I knew not whom to go and speak to, I entered and was sent to the reception to explain the nature and purpose of my visit, and they were not able to grasp the fact that a student could have any business at the ncc headquarters and the fact that she was very uncertain which department to go to as there was neither a board, nor directions, nor anybody with a good knowhow at the desk to explain where to go and whom to address my questions. Finally they gathered that I would have to go to the administrative department from where like a file I would be shifted to some other department if need arises. They asked me my name and when I said Oyndrila sarkar, a person said – Bengali? From Kolkata? Im a Bengali too. My name is Dilip.kr Majumdar. I found myself thanking god profusely, he called up a department and asked if there was anybody willing to speak, and I would be called. Waited till it was lunch, then he called me outside to meet another official, and I told him what I had come here for, and that I was going to research on the ncc. He said that there is a coffee table book where there is sufficient information, but that is to be bought for 800 ruppees, and I should make an application to the director general and request him for a meeting to make my queries clearer so that he can help me. Mr.majumdar went to deliver the application by hand. And I was asked to sit outside.

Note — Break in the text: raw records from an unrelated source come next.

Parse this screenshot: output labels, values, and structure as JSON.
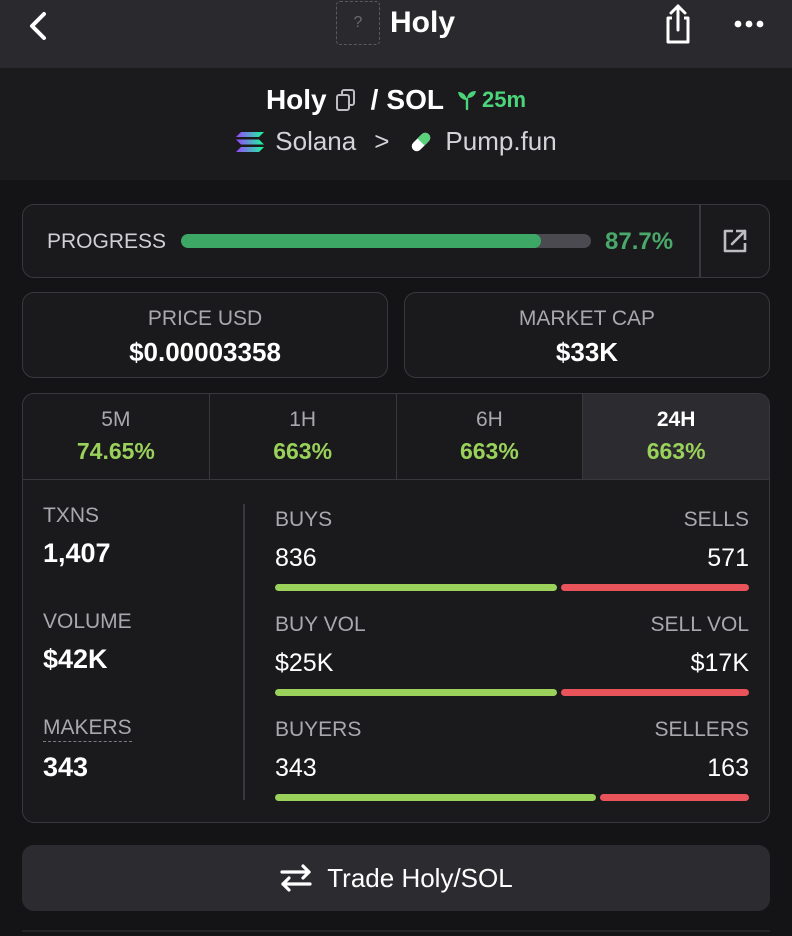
{
  "topbar": {
    "title": "Holy",
    "thumb_placeholder": "?",
    "icons": [
      "back-arrow-icon",
      "share-icon",
      "more-icon"
    ]
  },
  "header": {
    "token": "Holy",
    "separator": "/",
    "quote": "SOL",
    "age": "25m",
    "chain": "Solana",
    "chevron": ">",
    "dex": "Pump.fun",
    "icons": [
      "copy-icon",
      "sprout-icon",
      "solana-logo-icon",
      "pill-icon"
    ]
  },
  "progress": {
    "label": "PROGRESS",
    "percent_text": "87.7%",
    "fraction": 0.877,
    "colors": {
      "fill": "#3da866",
      "track": "#4a4a50",
      "text": "#4aa86a"
    }
  },
  "stats": {
    "price_label": "PRICE USD",
    "price_value": "$0.00003358",
    "mcap_label": "MARKET CAP",
    "mcap_value": "$33K"
  },
  "timeframes": [
    {
      "label": "5M",
      "change": "74.65%",
      "active": false
    },
    {
      "label": "1H",
      "change": "663%",
      "active": false
    },
    {
      "label": "6H",
      "change": "663%",
      "active": false
    },
    {
      "label": "24H",
      "change": "663%",
      "active": true
    }
  ],
  "metrics": [
    {
      "label": "TXNS",
      "value": "1,407"
    },
    {
      "label": "VOLUME",
      "value": "$42K"
    },
    {
      "label": "MAKERS",
      "value": "343"
    }
  ],
  "splits": [
    {
      "left_label": "BUYS",
      "right_label": "SELLS",
      "left_value": "836",
      "right_value": "571",
      "buy_fraction": 0.594
    },
    {
      "left_label": "BUY VOL",
      "right_label": "SELL VOL",
      "left_value": "$25K",
      "right_value": "$17K",
      "buy_fraction": 0.595
    },
    {
      "left_label": "BUYERS",
      "right_label": "SELLERS",
      "left_value": "343",
      "right_value": "163",
      "buy_fraction": 0.678
    }
  ],
  "trade_button": {
    "label": "Trade Holy/SOL",
    "icon": "swap-arrows-icon"
  },
  "colors": {
    "buy": "#9ad15a",
    "sell": "#e9545a",
    "positive": "#9ad15a",
    "age": "#4cd47a"
  }
}
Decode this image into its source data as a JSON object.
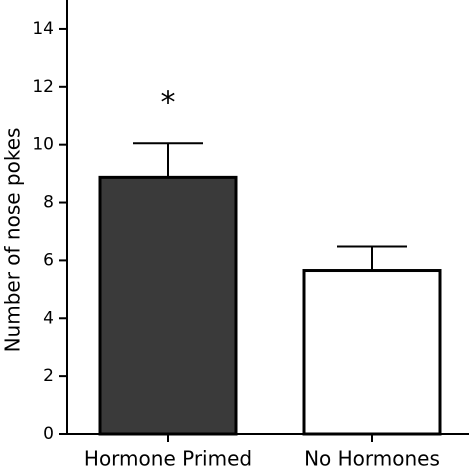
{
  "chart_data": {
    "type": "bar",
    "y_label": "Number of nose pokes",
    "categories": [
      "Hormone Primed",
      "No Hormones"
    ],
    "values": [
      8.87,
      5.65
    ],
    "errors": [
      1.18,
      0.83
    ],
    "colors": [
      "#3a3a3a",
      "#ffffff"
    ],
    "annotation": "*",
    "ylim": [
      0,
      15
    ],
    "yticks": [
      0,
      2,
      4,
      6,
      8,
      10,
      12,
      14
    ],
    "grid": false
  }
}
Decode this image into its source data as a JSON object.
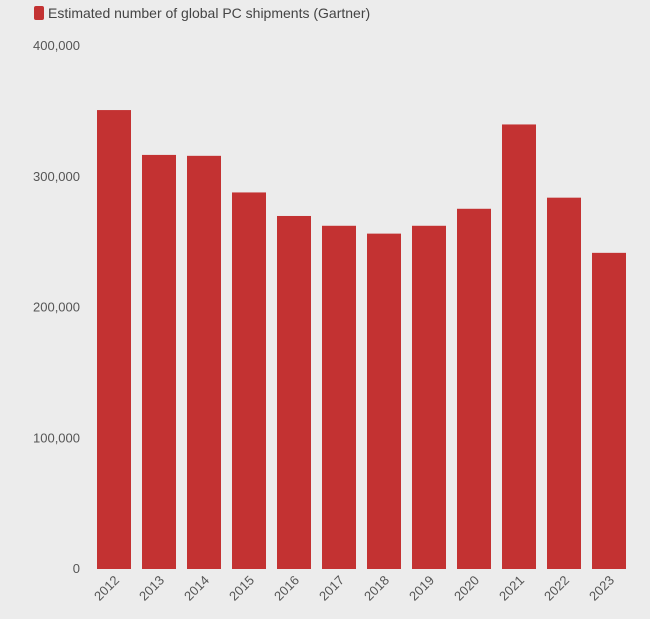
{
  "legend": {
    "label": "Estimated number of global PC shipments (Gartner)"
  },
  "colors": {
    "bar": "#c33232",
    "background": "#ececec"
  },
  "chart_data": {
    "type": "bar",
    "title": "",
    "xlabel": "",
    "ylabel": "",
    "categories": [
      "2012",
      "2013",
      "2014",
      "2015",
      "2016",
      "2017",
      "2018",
      "2019",
      "2020",
      "2021",
      "2022",
      "2023"
    ],
    "series": [
      {
        "name": "Estimated number of global PC shipments (Gartner)",
        "values": [
          351000,
          316700,
          316000,
          288000,
          270000,
          262500,
          256500,
          262500,
          275500,
          340000,
          284000,
          241800
        ]
      }
    ],
    "ylim": [
      0,
      400000
    ],
    "yticks": [
      0,
      100000,
      200000,
      300000,
      400000
    ],
    "ytick_labels": [
      "0",
      "100,000",
      "200,000",
      "300,000",
      "400,000"
    ],
    "grid": false,
    "legend_position": "top-left",
    "x_tick_rotation": -45
  }
}
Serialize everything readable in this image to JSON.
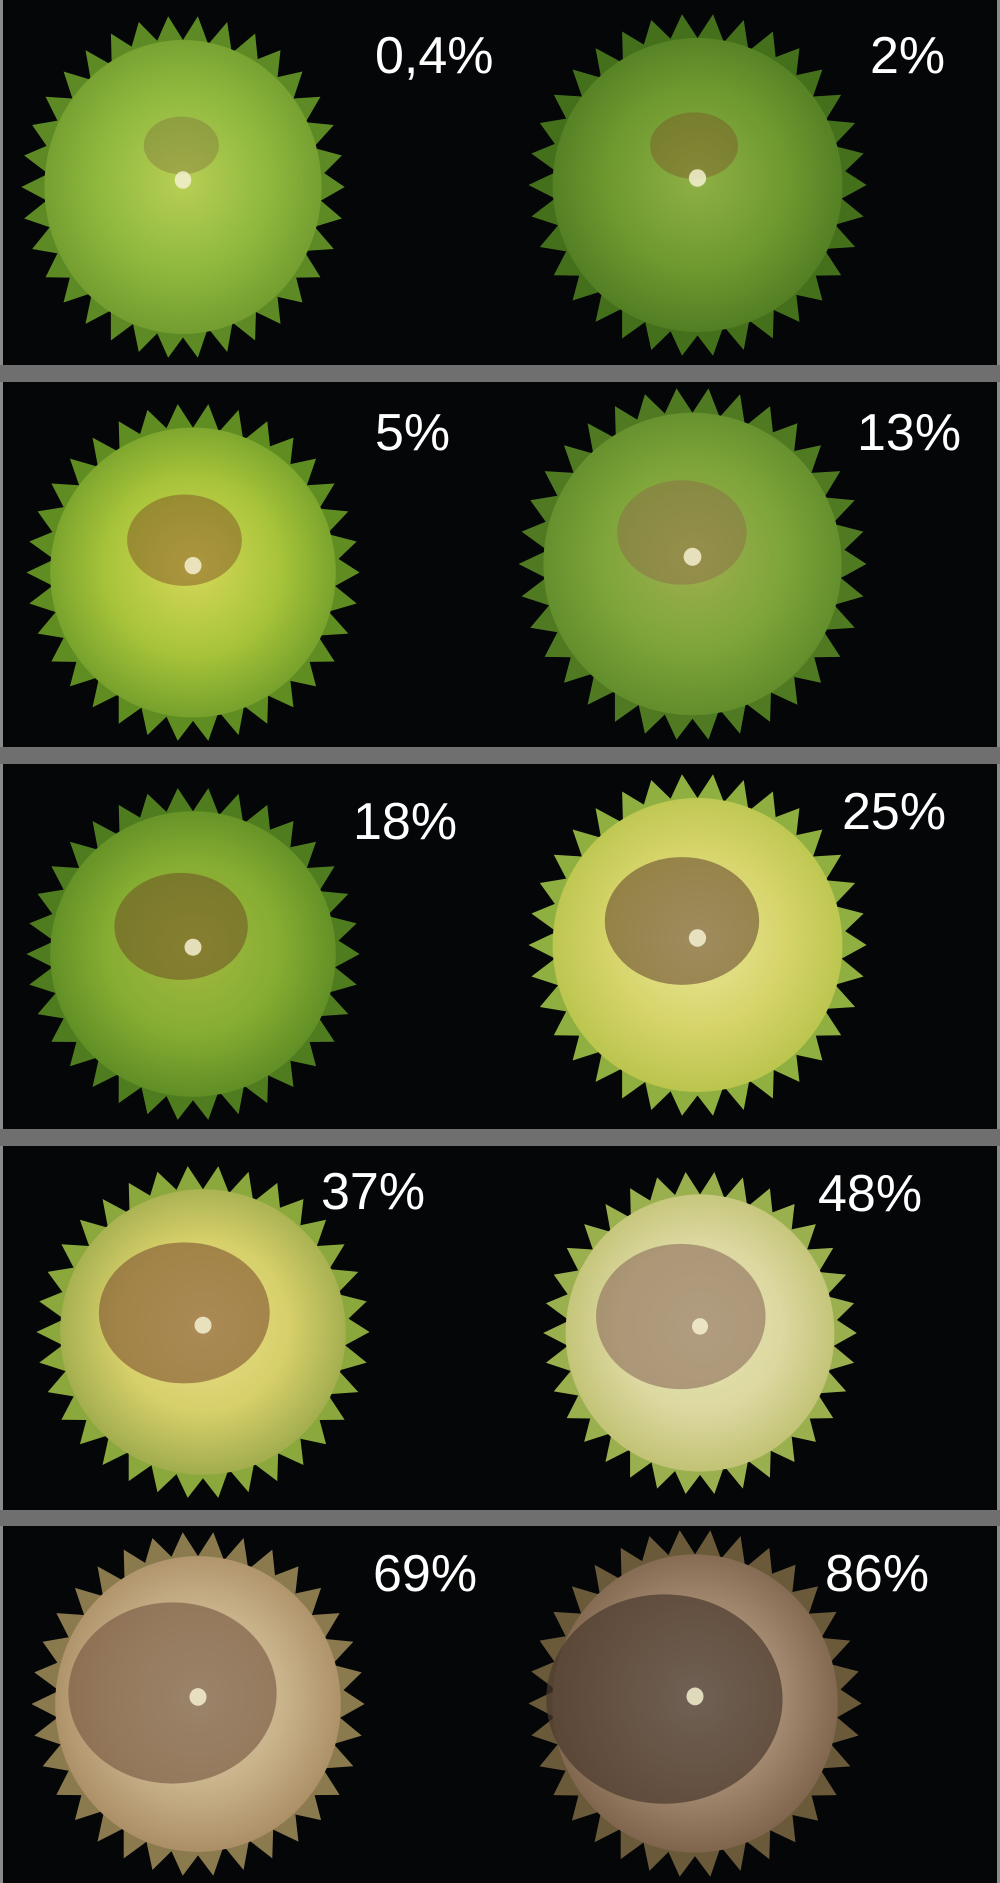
{
  "figure": {
    "rows": [
      {
        "cells": [
          {
            "label": "0,4%",
            "head": {
              "edge": "#6f9a2e",
              "mid": "#8fb93e",
              "center": "#b9cf55",
              "lesion": "#7a6a3a",
              "lesion_amount": 0.05,
              "tip": "#5d8a24"
            }
          },
          {
            "label": "2%",
            "head": {
              "edge": "#4f7a22",
              "mid": "#6e9a30",
              "center": "#8fb046",
              "lesion": "#7a4a22",
              "lesion_amount": 0.1,
              "tip": "#44701c"
            }
          }
        ]
      },
      {
        "cells": [
          {
            "label": "5%",
            "head": {
              "edge": "#6f9c2a",
              "mid": "#a8c43a",
              "center": "#d7d85a",
              "lesion": "#7a4422",
              "lesion_amount": 0.25,
              "tip": "#5f8d22"
            }
          },
          {
            "label": "13%",
            "head": {
              "edge": "#5e8a2a",
              "mid": "#7ea53a",
              "center": "#a0b050",
              "lesion": "#8c6a48",
              "lesion_amount": 0.3,
              "tip": "#4f7a22"
            }
          }
        ]
      },
      {
        "cells": [
          {
            "label": "18%",
            "head": {
              "edge": "#5b8a24",
              "mid": "#86ad32",
              "center": "#a4b840",
              "lesion": "#6a4422",
              "lesion_amount": 0.35,
              "tip": "#4f7c1e"
            }
          },
          {
            "label": "25%",
            "head": {
              "edge": "#b7c34a",
              "mid": "#d6d46a",
              "center": "#ece79a",
              "lesion": "#5a3a2a",
              "lesion_amount": 0.45,
              "tip": "#8fb040"
            }
          }
        ]
      },
      {
        "cells": [
          {
            "label": "37%",
            "head": {
              "edge": "#9aa84a",
              "mid": "#d6cf6a",
              "center": "#ecdf8a",
              "lesion": "#7a4a2e",
              "lesion_amount": 0.55,
              "tip": "#8aa83c"
            }
          },
          {
            "label": "48%",
            "head": {
              "edge": "#bfc070",
              "mid": "#dcd8a0",
              "center": "#e8e4b4",
              "lesion": "#8a6a5a",
              "lesion_amount": 0.6,
              "tip": "#9ab04e"
            }
          }
        ]
      },
      {
        "cells": [
          {
            "label": "69%",
            "head": {
              "edge": "#a88a62",
              "mid": "#c8b28a",
              "center": "#d8d0b0",
              "lesion": "#7a5a44",
              "lesion_amount": 0.75,
              "tip": "#8a7a4e"
            }
          },
          {
            "label": "86%",
            "head": {
              "edge": "#7a6048",
              "mid": "#a48a70",
              "center": "#c8c0b0",
              "lesion": "#4a3a2e",
              "lesion_amount": 0.9,
              "tip": "#6a5a3a"
            }
          }
        ]
      }
    ]
  }
}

Suddenly, an old colonel saw me and came to ask me why I was sitting there, I wished him, and told him the reason I was there, and he said, “come with me, I will take you to the publication office, where Lt. Colonel Anupam Singh will tend to your questions, I am sure you will get a lot of help. Don’t sit outside like this, it doesn’t look good”. He called up the directorate of publications and asked him if he was busy, and that he was sending a “young lady who was researching on the ncc”, and her name was Oyndrila. I submitted my phone, signed in the registers and the kind gentleman, explained to me the way I had to go, and the number of corridors I had to cross, and exactly how many doors to come to Anupam Singh’s room. I thanked him for his generous help and went exploring, gazing at the pictures of the ncc cadets and the all our old Presidents of India till the recent one, on the walls through the hallways. I later found out that his name was Lt. Colonel Bal.

Lt. Colonel Anupam Singh shook my hand and held out the earlier application I had written, and seated me in his room, and asked me about my background academic records and was surprised to find a student interested in the history of the ncc. He asked me how I was inspired to think about this as a topic and if I was doing this for a dissertation or a thesis and if my thesis would involve taking a lot of photographs, and pictures and if an interview with the director general would help me in any case, also he would provide me with the contacts of few cadets, camps, and motivation halls so that I could meet them and gather a firsthand information about all the things I required to know. And he gave me two huge publications brought out by them and I would be returning one of them next week. They were out of stock for the present, and fresh copies were in print so it was his own copy which he lent to me. I am sure I will get a lot of help from these books. I thanked him and he wished me luck with my project and asked me to come back next week with whatever questions I had formed in mind, and also gave me his card, and said “Actually, I’m also married to a Sarkar, from Mussourie though, but you are here in Delhi from the far off Kolkata”.

2.30pmJNU, LOHIT HOSTEL


I went home happy as could I could be, because there is a lot to be read up from here, it’s a mine of information, and have been missing lunch and writing this ever since, before I forget any detail.